Hello,
With the later versions of AWX we moved to receptor (automation mesh).
I am trying to understand how artifacts (playbooks, inventories) are copied from controller to execution nodes.
Does receptor copy them ?
Regards.
RH
Hello,
With the later versions of AWX we moved to receptor (automation mesh).
I am trying to understand how artifacts (playbooks, inventories) are copied from controller to execution nodes.
Does receptor copy them ?
Regards.
RH
Here is a rough overview as I understand it. Open to anyone else’s comments.
Hello,
With the later versions of AWX we moved to receptor (automation mesh).
In kubernetes, the connection between job pods and the control plane is not really a mesh. The control pods use the receptor kubernetes work type to connect directly to the kubernetes api and launch a pod. So maybe we can call it an “automation strand” or “automation string” since there are just the control pod and the job pod concerned. The other control plane pods who are not the “controller” for the job know nothing about that job pod.
I am trying to understand how artifacts (playbooks, inventories) are copied from controller to execution nodes.

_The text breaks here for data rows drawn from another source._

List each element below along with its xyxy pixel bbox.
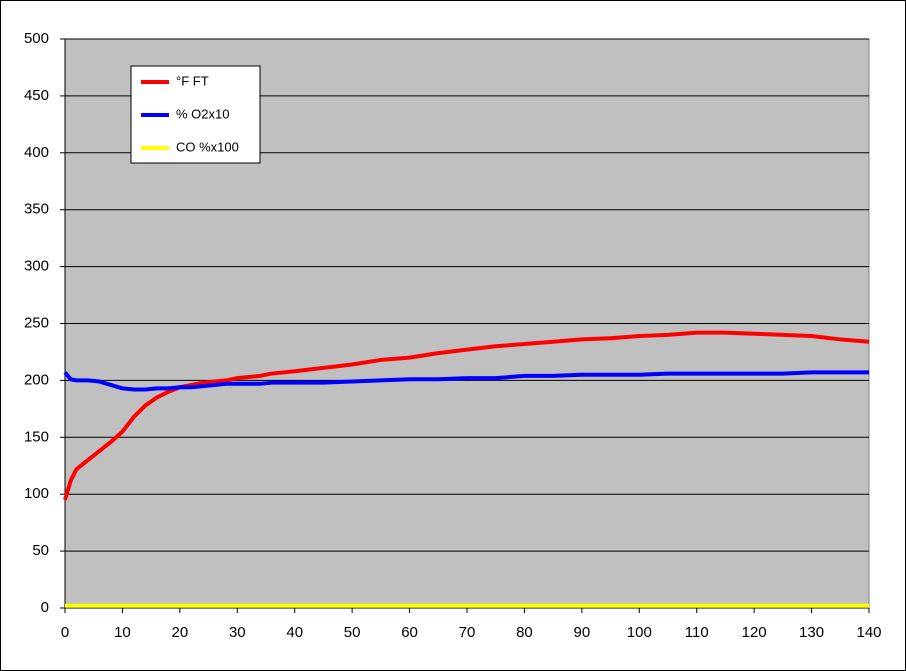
series-line	[63, 330, 870, 501]
x-tick-label: 140	[856, 624, 881, 641]
y-tick-label: 100	[24, 485, 49, 502]
y-tick-label: 0	[41, 599, 49, 616]
x-tick-label: 70	[459, 624, 476, 641]
x-tick-label: 0	[61, 624, 69, 641]
y-tick-label: 200	[24, 371, 49, 388]
x-tick-label: 50	[344, 624, 361, 641]
x-tick-label: 80	[516, 624, 533, 641]
x-tick-label: 40	[286, 624, 303, 641]
series-line	[63, 370, 869, 392]
y-tick-label: 500	[24, 30, 49, 47]
x-tick-label: 30	[229, 624, 246, 641]
x-tick-label: 10	[114, 624, 131, 641]
x-tick-label: 60	[401, 624, 418, 641]
legend-label: % O2x10	[176, 106, 229, 121]
x-tick-label: 120	[742, 624, 767, 641]
y-tick-label: 450	[24, 87, 49, 104]
x-tick-label: 90	[574, 624, 591, 641]
y-tick-label: 150	[24, 428, 49, 445]
y-tick-label: 350	[24, 201, 49, 218]
legend-label: CO %x100	[176, 139, 239, 154]
legend-label: °F FT	[176, 73, 209, 88]
x-tick-label: 110	[685, 624, 709, 641]
y-tick-label: 50	[32, 542, 49, 559]
x-tick-label: 130	[799, 624, 824, 641]
y-tick-label: 300	[24, 258, 49, 275]
y-tick-label: 400	[24, 144, 49, 161]
x-tick-label: 20	[172, 624, 189, 641]
y-tick-label: 250	[24, 314, 49, 331]
x-tick-label: 100	[627, 624, 652, 641]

When starting the job, the control plane pod does the project update/inventory update etc. It creates an archive with all the things that ansible-runner needs (“the private data directory”) to start the job. It then sends this over a tcp connection it has with the worker container in the job pod. Then the job runs. The worker container archives the job events and sends them back to the control plane, where events get processed and written to the database. The inventory/playbook/etc is not sent back, because there is no need to send it back.
Hi,
Good question. To echo the previous answer, this is done via the ansible-runner transmit|worker|process commands, which AFAIU, use receptor underneath. This is described at https://ansible-runner.readthedocs.io/en/2.1.1/remote_jobs/
I have not dug into the actual specifics though, I am interested in getting more information as well.